Wednesday, January 23, 2013

How are We to Think About Vocation? by Dr. Bryan McGraw

Our second author is Dr. Bryan McGraw. This is the first of two blog posts from his chapter. In the first post Dr. McGraw addresses the question: why integrate faith and vocation?  

Author Biography


Bryan McGraw is Associate Professor Politics at Wheaton College. Bryan has always had an interest in the normative and philosophical aspects of politics and discovered political theory only in graduate school. He is particularly interested in the ways modern states seek to establish and enforce their own normative visions and how religion plays into that process. He has taught previously at the University of Georgia, Notre Dame and Pepperdine University. His first book, Faith in Politics: Religion and Liberal Democracy, was published by Cambridge University Press, and he is beginning a project on pluralism, law and religion, and political theology. He earned an AM in Political Science from Brown University, an MA in Russian Area Studies from Georgetown, and his PhD in Political Science from Harvard University. Bryan and his wife Martha, a practicing Neurologist, live in Wheaton with their three children. They enjoy gardening, all manners of outdoor activities, and perfecting the art of pulled-pork BBQ sandwiches.

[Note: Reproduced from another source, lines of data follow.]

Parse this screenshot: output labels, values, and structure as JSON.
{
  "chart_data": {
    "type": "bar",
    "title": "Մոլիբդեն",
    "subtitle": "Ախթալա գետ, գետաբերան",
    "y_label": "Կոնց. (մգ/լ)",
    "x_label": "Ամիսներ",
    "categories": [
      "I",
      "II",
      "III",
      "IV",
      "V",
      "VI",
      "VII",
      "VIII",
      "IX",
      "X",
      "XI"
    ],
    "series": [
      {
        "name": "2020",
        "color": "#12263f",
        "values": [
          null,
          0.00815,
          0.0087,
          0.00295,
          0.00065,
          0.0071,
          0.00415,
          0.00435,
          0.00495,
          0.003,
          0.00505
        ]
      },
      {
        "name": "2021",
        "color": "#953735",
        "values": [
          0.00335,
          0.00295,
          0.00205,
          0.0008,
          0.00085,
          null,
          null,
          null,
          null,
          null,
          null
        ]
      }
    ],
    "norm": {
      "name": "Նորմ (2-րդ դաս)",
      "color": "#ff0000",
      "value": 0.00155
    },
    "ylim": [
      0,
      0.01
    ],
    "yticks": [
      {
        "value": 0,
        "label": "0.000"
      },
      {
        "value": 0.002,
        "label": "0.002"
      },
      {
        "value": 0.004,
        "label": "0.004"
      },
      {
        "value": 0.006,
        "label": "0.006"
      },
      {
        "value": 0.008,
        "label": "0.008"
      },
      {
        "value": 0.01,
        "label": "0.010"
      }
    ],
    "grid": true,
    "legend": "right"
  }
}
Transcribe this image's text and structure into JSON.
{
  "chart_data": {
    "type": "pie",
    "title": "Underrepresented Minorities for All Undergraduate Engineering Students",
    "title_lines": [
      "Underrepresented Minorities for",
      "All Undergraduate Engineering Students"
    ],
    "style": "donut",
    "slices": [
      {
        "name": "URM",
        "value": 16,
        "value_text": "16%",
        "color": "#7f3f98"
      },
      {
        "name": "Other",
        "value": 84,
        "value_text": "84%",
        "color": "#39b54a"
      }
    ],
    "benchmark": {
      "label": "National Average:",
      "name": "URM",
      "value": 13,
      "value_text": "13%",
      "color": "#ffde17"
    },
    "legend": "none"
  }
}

How are We to Think About Vocation?


All Christians understand that our deepest calling is to live faithfully as recipients of God’s grace and mercy, but we heirs of the Reformation should understand especially well that such a calling includes our everyday lives.  Living faithfully is not just a matter of proper worship or affirming the right doctrines (though those are important).  It is also a matter of living out our “secular” lives, the parts of our lives we share with all.  How to be a banker, a lawyer, a nurse or a carpenter is part of the life of faith, not something to the side of it.  So to think about vocation is to consider what we should be doing with ourselves in spheres of life that we share with all, concerns that often do not differ from what our neighbors and friends outside the faith share with us when thinking about their careers and life choices.  But what makes vocation different for the Christian, distinguishing it from mere career, is that it is freighted with our sense of participation in God’s work, His kingdom-work.  To think about vocation is to consider how our secular lives ought to reflect and participate in God’s providential care in the world at large: what are we called to do in the world as part of what God is already doing?

What is powerful about McGraw's statement here is that it suggests that when God calls Christians to specific vocations, he wants those in vocations to think about how they can do what they do “Christianly” and creatively explore what difference being a Christian makes in different vocations. God’s redemptive work in the world includes the social and cultural institutions that provide the context of our lives, including vocations and professions. Unless Christians think consciously about the integration of their faith into their work, they will adopt the patterns and norms of work in the world around them. They will also miss out on the creative opportunity rethink their work world in a beautiful way.